Como si no bastara, Marc Cucurella es seria duda después de sufrir calambres ante Betis. Un lateral al límite físico en la víspera de recibir a un gigante europeo: el tipo de detalle que Mourinho suele leer como síntoma de un vestuario al borde del sobreesfuerzo.
La noche europea del Bernabéu, tradicionalmente una muralla, se presenta esta vez con grietas visibles.
Inter huele la oportunidad
Enfrente aparece un Inter con plantilla profunda y oficio continental. El tipo de rival que no se intimida por el himno de la Champions ni por los focos del Bernabéu, y que sabe castigar cualquier debilidad en el medio. La sensación es clara: el partido se abre mucho más de lo que acostumbra en Madrid a estas alturas de temporada.
Los números previos lo reflejan. El conjunto blanco ha encajado goles en cuatro de sus últimos cinco partidos oficiales. La zaga, tocada por las lesiones y los ajustes constantes, no ofrece la seguridad de otras campañas. Inter, con calidad de sobra en ataque, se relame ante la perspectiva de un Madrid obligado a improvisar su línea defensiva y su sala de máquinas.
El recuerdo de la eliminación en cuartos del curso pasado aún pesa. Y el margen de error en Europa es mínimo.
La fe en Mbappé y Vinicius
Con el once parcheado, la brújula del análisis apunta a lo de siempre en este Madrid: el talento diferencial arriba. Kylian Mbappé y Vinicius Junior se convierten en argumento principal para sostener el favoritismo local en un contexto adverso.

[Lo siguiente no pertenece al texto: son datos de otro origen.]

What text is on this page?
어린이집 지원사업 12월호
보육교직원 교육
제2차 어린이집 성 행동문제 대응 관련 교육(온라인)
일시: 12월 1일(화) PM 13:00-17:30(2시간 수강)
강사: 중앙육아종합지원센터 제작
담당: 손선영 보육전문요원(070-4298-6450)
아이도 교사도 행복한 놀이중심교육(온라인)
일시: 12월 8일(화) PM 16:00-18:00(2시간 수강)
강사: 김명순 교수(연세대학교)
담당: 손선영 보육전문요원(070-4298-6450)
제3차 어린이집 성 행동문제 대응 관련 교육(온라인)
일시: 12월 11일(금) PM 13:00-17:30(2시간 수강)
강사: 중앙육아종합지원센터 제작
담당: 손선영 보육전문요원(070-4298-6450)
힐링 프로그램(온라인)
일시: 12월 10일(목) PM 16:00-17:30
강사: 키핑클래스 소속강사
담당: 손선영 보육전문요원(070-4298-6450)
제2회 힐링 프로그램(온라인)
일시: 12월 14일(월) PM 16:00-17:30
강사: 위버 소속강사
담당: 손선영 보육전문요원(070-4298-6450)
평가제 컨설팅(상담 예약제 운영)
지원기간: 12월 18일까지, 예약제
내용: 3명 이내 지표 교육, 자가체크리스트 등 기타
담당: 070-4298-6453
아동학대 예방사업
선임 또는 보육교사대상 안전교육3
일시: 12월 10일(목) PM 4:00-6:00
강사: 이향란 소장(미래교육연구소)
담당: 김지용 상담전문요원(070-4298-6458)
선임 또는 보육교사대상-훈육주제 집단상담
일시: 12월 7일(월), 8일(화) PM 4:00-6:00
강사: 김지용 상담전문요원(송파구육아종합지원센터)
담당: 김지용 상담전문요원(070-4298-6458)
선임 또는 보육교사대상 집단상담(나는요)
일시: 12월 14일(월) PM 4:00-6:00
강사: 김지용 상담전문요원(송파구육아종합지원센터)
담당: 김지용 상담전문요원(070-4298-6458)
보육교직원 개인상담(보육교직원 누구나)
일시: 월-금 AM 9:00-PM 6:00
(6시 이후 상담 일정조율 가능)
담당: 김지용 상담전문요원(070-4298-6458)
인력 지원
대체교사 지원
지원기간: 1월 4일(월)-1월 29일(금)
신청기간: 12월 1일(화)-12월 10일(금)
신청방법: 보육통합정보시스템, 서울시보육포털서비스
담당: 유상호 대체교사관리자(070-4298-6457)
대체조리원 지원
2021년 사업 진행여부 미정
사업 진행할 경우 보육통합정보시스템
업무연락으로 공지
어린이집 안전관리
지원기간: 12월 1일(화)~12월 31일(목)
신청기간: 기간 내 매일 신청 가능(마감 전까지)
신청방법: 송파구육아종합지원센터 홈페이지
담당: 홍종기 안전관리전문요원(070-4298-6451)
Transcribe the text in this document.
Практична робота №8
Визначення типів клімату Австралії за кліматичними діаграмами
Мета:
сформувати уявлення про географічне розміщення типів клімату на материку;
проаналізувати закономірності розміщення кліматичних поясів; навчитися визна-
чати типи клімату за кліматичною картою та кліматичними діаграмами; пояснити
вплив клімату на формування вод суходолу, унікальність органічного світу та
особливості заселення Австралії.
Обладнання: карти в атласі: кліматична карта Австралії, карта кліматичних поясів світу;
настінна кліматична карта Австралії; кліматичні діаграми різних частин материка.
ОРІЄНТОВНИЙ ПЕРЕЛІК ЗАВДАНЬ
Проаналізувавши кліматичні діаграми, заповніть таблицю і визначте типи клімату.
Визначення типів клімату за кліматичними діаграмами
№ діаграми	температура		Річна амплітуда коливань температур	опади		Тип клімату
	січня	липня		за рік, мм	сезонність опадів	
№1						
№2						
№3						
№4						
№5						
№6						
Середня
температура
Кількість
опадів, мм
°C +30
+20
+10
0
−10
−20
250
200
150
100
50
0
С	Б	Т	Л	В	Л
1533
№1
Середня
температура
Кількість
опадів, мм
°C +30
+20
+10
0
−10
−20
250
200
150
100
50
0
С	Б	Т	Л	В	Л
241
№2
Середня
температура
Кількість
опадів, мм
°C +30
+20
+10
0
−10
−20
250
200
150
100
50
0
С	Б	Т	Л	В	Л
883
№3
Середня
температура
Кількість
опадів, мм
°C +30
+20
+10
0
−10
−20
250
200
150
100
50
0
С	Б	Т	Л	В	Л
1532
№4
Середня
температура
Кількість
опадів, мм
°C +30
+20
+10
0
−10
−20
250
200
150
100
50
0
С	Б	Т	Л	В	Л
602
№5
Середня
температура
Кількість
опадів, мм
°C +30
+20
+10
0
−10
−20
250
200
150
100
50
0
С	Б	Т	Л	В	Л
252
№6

La lectura es clara: incluso con ocho bajas entre lesiones y sanciones, el empuje del Bernabéu y la capacidad de desequilibrio de sus dos estrellas deberían bastar ante un Inter que suele sufrir lejos de casa cuando pisa campos de máxima exigencia. El duelo se inclina hacia un Madrid que, pese a la crisis, mantiene una pegada temible.
Se espera un encuentro abierto en el marcador. La fragilidad defensiva reciente del equipo de Mourinho y el colmillo ofensivo del cuadro italiano empujan hacia un partido con goles. Un 2-1 o un 1-0 para los blancos encaja con la sensación de ligera superioridad local, pero sin margen para una goleada cómoda.
Un debut europeo sin red
El choque de este 9 de septiembre, a las 15:00 ET en el Santiago Bernabéu, llega demasiado pronto para un Madrid ideal, pero en el momento perfecto para medir el pulso real del proyecto de Mourinho. Sin medio campo titular, con la defensa en cuadro y la obligación histórica de mandar en casa, el técnico portugués se ve forzado a tirar de carácter, pizarra y del talento descomunal de sus atacantes.
La temporada pasada el equipo se quedó en los cuartos de final. Ahora, con un vestuario mermado y la presión de no tropezar desde el primer día, la pregunta es otra: ¿será suficiente la artillería ofensiva para que este Madrid, herido pero orgulloso, mantenga vivo su sueño europeo desde la primera noche?